Уже отослав письмо, я сообразил, что вполне мог бы обойтись без этой выходки, но поздно спохватился. И, оглушенный своей оплошностью, начал бесцельно бродить по квартире в состоянии боксера после нокдауна. Чтобы противостать этой растерянности, я решил пойти в спальню, а свет в квартире не гасить, однако вовсе не затем, чтобы безудержно расходовать электроэнергию, а лишь потому, что подумал: всякий переизбыток помогает ощущать себя живым, и таким диковинным способом даже делает нас живее, чем мы есть.

&

Я просыпаюсь, я встаю, торопясь записать все, что запомнил из своего кошмара.

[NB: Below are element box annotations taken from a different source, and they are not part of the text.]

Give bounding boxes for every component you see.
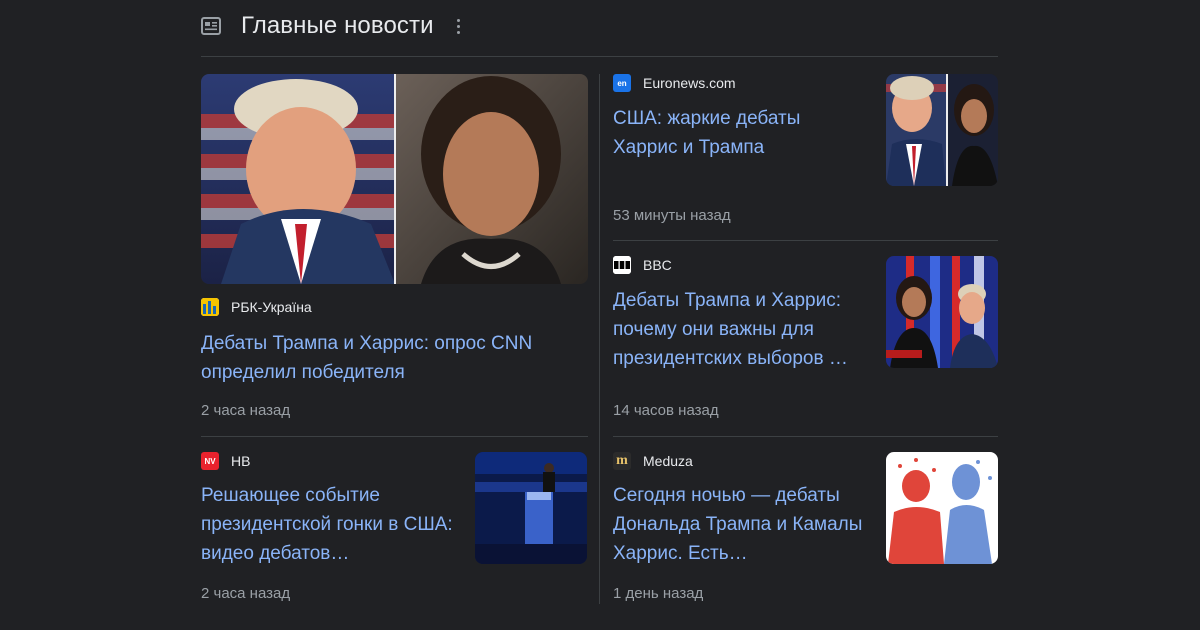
section-header: Главные новости [201, 8, 462, 44]
rbk-logo-icon [201, 298, 219, 316]
bbc-logo-icon [613, 256, 631, 274]
meduza-thumbnail[interactable] [886, 452, 998, 564]
featured-image[interactable] [201, 74, 588, 284]
card-source: m Meduza [613, 452, 863, 470]
headline-link[interactable]: Дебаты Трампа и Харрис: опрос CNN опреде… [201, 329, 588, 387]
source-name: BBC [643, 257, 672, 273]
row-divider [613, 436, 998, 437]
headline-link[interactable]: Сегодня ночью — дебаты Дональда Трампа и… [613, 481, 863, 568]
news-card-euronews[interactable]: en Euronews.com США: жаркие дебаты Харри… [613, 74, 863, 162]
card-source: NV НВ [201, 452, 461, 470]
featured-source: РБК-Україна [201, 298, 588, 316]
card-source: en Euronews.com [613, 74, 863, 92]
featured-article[interactable]: РБК-Україна Дебаты Трампа и Харрис: опро… [201, 298, 588, 387]
source-name: Euronews.com [643, 75, 736, 91]
headline-link[interactable]: Дебаты Трампа и Харрис: почему они важны… [613, 286, 863, 373]
headline-link[interactable]: США: жаркие дебаты Харрис и Трампа [613, 104, 863, 162]
section-title: Главные новости [241, 12, 434, 39]
column-divider [599, 74, 600, 604]
meduza-logo-icon: m [613, 452, 631, 470]
bbc-thumbnail[interactable] [886, 256, 998, 368]
news-card-meduza[interactable]: m Meduza Сегодня ночью — дебаты Дональда… [613, 452, 863, 568]
news-card-nv[interactable]: NV НВ Решающее событие президентской гон… [201, 452, 461, 568]
row-divider [201, 436, 588, 437]
timestamp: 14 часов назад [613, 402, 719, 419]
timestamp: 53 минуты назад [613, 207, 731, 224]
header-divider [201, 56, 998, 57]
more-vert-icon[interactable] [456, 18, 462, 34]
euronews-logo-icon: en [613, 74, 631, 92]
source-name: НВ [231, 453, 251, 469]
headline-link[interactable]: Решающее событие президентской гонки в С… [201, 481, 461, 568]
row-divider [613, 240, 998, 241]
nv-logo-icon: NV [201, 452, 219, 470]
euronews-thumbnail[interactable] [886, 74, 998, 186]
timestamp: 1 день назад [613, 585, 704, 602]
nv-thumbnail[interactable] [475, 452, 587, 564]
news-icon [201, 17, 223, 35]
timestamp: 2 часа назад [201, 585, 291, 602]
source-name: РБК-Україна [231, 299, 312, 315]
timestamp: 2 часа назад [201, 402, 291, 419]
news-card-bbc[interactable]: BBC Дебаты Трампа и Харрис: почему они в… [613, 256, 863, 373]
card-source: BBC [613, 256, 863, 274]
source-name: Meduza [643, 453, 693, 469]
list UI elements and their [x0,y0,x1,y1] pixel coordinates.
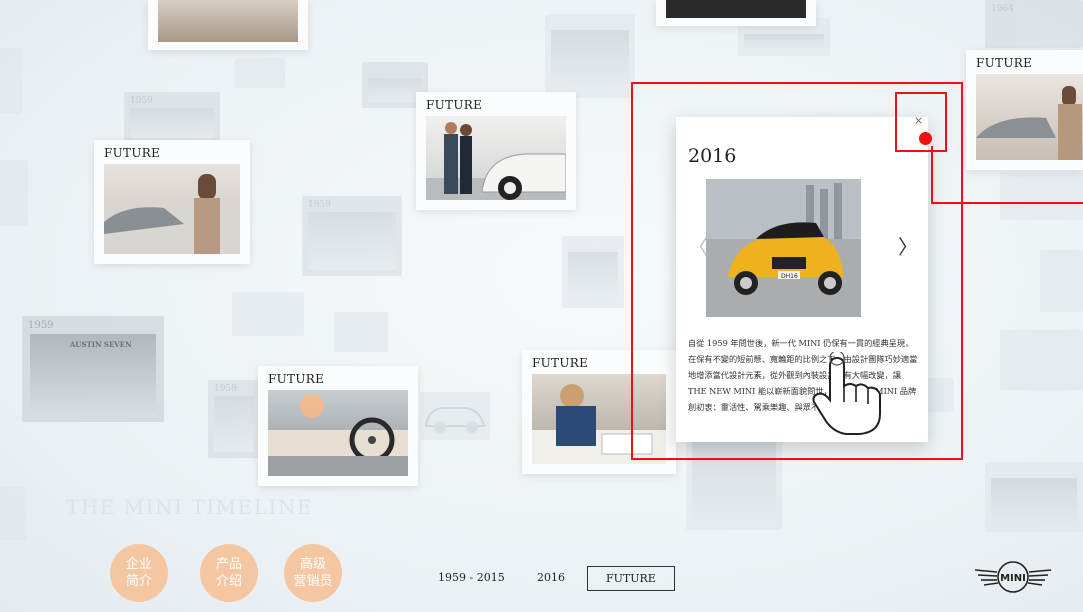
bg-photo [235,58,285,88]
timeline-tab-2016[interactable]: 2016 [537,571,565,584]
logo-text: MINI [1000,573,1026,584]
marker-dot [919,132,932,145]
timeline-headline: THE MINI TIMELINE [66,495,313,519]
card-future-interior[interactable]: FUTURE [258,366,418,486]
card-label: FUTURE [104,146,161,160]
card-photo [666,0,806,18]
card-label: FUTURE [426,98,483,112]
bg-photo [1000,172,1083,220]
bg-photo: 1959 [208,380,260,458]
bg-photo: 1959 [124,92,220,144]
card-photo [158,0,298,42]
sign-text: AUSTIN SEVEN [70,340,132,349]
leader-line [931,202,1083,204]
bg-photo [0,160,28,226]
card-label: FUTURE [532,356,589,370]
card-photo [104,164,240,254]
timeline-tab-future[interactable]: FUTURE [587,566,675,591]
leader-line [931,146,933,204]
company-intro-button[interactable]: 企业 简介 [110,544,168,602]
bg-year: 1959 [214,384,237,394]
bg-photo [985,462,1083,532]
bg-photo [545,14,635,98]
men-car-image [426,122,566,200]
bg-photo [562,236,624,308]
interior-image [268,394,408,476]
bg-photo [232,292,304,336]
card-future-right[interactable]: FUTURE [966,50,1083,170]
card-year: 1959 [28,320,54,331]
bg-year: 1964 [991,4,1014,14]
card-photo [426,116,566,200]
card-photo: AUSTIN SEVEN [30,334,156,416]
card-1959-austin[interactable]: 1959 AUSTIN SEVEN [22,316,164,422]
card-top-car[interactable] [148,0,308,50]
card-photo [268,390,408,476]
car-woman-image [104,174,240,254]
car-outline-icon [424,407,486,433]
card-photo [976,74,1083,160]
mini-logo[interactable]: MINI [973,560,1053,594]
timeline-stage: 1959 1964 1959 1959 1959 AUSTIN SEVEN FU… [0,0,1083,612]
senior-sales-button[interactable]: 高级 营销员 [284,544,342,602]
timeline-tab-1959-2015[interactable]: 1959 - 2015 [438,571,505,584]
car-woman-image [976,86,1082,160]
bg-photo [0,486,26,540]
card-label: FUTURE [268,372,325,386]
bg-year: 1959 [308,200,331,210]
product-intro-button[interactable]: 产品 介绍 [200,544,258,602]
bg-photo [1040,250,1083,312]
bg-photo [420,392,490,440]
card-future-woman[interactable]: FUTURE [94,140,250,264]
bg-photo: 1964 [985,0,1083,48]
bg-photo: 1959 [302,196,402,276]
card-label: FUTURE [976,56,1033,70]
bg-photo [1000,330,1083,390]
bg-year: 1959 [130,96,153,106]
hand-pointer-icon [812,352,881,435]
bg-photo [334,312,388,352]
card-top-dark[interactable] [656,0,816,26]
bg-photo [0,48,22,114]
card-future-men[interactable]: FUTURE [416,92,576,210]
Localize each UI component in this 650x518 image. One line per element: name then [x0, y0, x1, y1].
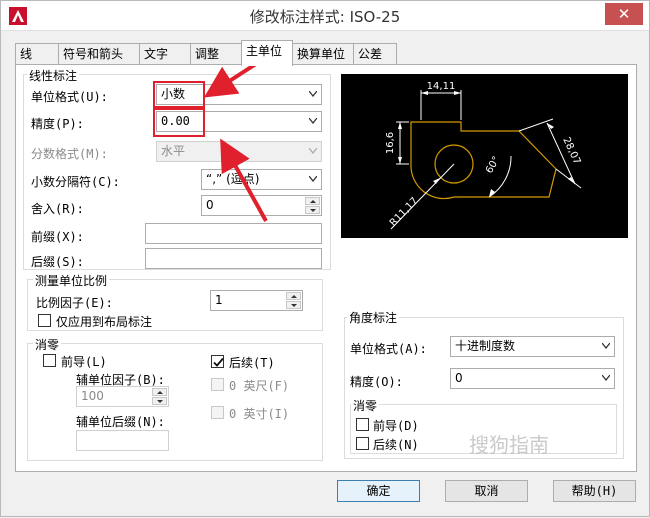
annotation-arrows: [203, 49, 278, 222]
cancel-button[interactable]: 取消: [445, 480, 528, 502]
red-arrow-icon: [220, 138, 268, 222]
help-button[interactable]: 帮助(H): [553, 480, 636, 502]
tab-primary-units[interactable]: 主单位: [241, 40, 293, 66]
dialog-window: 修改标注样式: ISO-25 ✕ 线 符号和箭头 文字 调整 主单位 换算单位 …: [0, 0, 650, 517]
watermark: 搜狗指南: [469, 433, 549, 457]
ok-button[interactable]: 确定: [337, 480, 420, 502]
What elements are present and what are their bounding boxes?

В нем кто-то настырно говорил мне:

 Слушай, все же это очень странное желание написать роман своего соседа.

7

Кармен пришлось срочно отправляться в свою реставрационную мастерскую, которая, хоть дела ее в последнее время шли недурно, порождала множество проблем и требовала, чтобы хозяйка проводила на работе все больше времени. Мало того: увеличился приток клиентов, и можно предвидеть, что в обозримом будущем это изрядно осложнит жизнь, ибо работать придется и по воскресеньям. Я спросил, скоро ли Кармен вернется, и узнал от нее, что обладаю редкой способностью портить ей настроение. Подумать только, столько лет женаты, вырастили и, можно сказать, поставили на ноги прочно, надо сказать, поставили троих детей, а я до сих пор не знал об этом своем умении портить жене настроение, всего лишь осведомившись, в котором часу она придет домой.

Я спустился вместе с нею в гараж, осторожно, учитывая ее ранимость, сел в машину и попросил Кармен подвезти меня к газетному киоску.

 Да это же в двух шагах,  запротестовала она.

Я не стал отвечать, опасаясь, что меня накроет взрывом опасного неудовольствия.

У киоска, к моей досаде, стояла, как всегда по воскресеньям, очередь, и пришлось ждать, но еще больше взбесило меня, что сегодня за газетами пришли те самые люди, которые в остальные дни недели в руки их не берут. Точно так же, во времена моего отрочества, эти люди приходили по воскресеньям в кондитерские и выстраивались у входа в очереди, казавшиеся нескончаемыми. Разумеется, в нашем квартале Койот имеется и дополнительный стимул для покупки воскресной прессы: люди приходят еще и чтобы полюбоваться бюстом киоскерши.

У каждого квартала своя блажь.

Сидя в «Блэк-Бар», я временами ненадолго задумывался над тем, что, поскольку мой статус начинающего писателя несколько затягивается и конца ему не видно, я буду уютней чувствовать себя на волне Маседонио, Дюшаном от литературы.

В моем распоряжении имелись три газеты, однако я препровождал время не чтением, а размышлениями о том, что сказал выше, а также и о том, что в последнее время привлекало мое внимание: на свете столько рассказчиков, считающих, что вполне готовы написать роман, они так невероятно уверены, что готовы, и в своем непомерном тщеславии убеждены, будто способны сделать это и очень хорошо сделать, ибо много лет учились, а сами умны и начитанны, изучали современную литературу и, определив, на чем споткнулись другие писатели, себя считают годными к этой профессии, особенно если купили и удобное рабочее кресло, и мощный компьютер.

А потом, когда не удается довести до конца роман, о котором мечтали так платонически, иные буквально шалеют. Эссеистка Дора Рестер полагает, что работа над романом это не возведение целого обелиска, а нанизывание одного фрагмента замысла за другим. «Мастерство заключено в попытке, а понимание того-что-находится-вне-нас при использовании лишь того, что внутри нас это одна из самых сложных задач, затрагивающих интеллект в той же степени, что и эмоциональную сферу».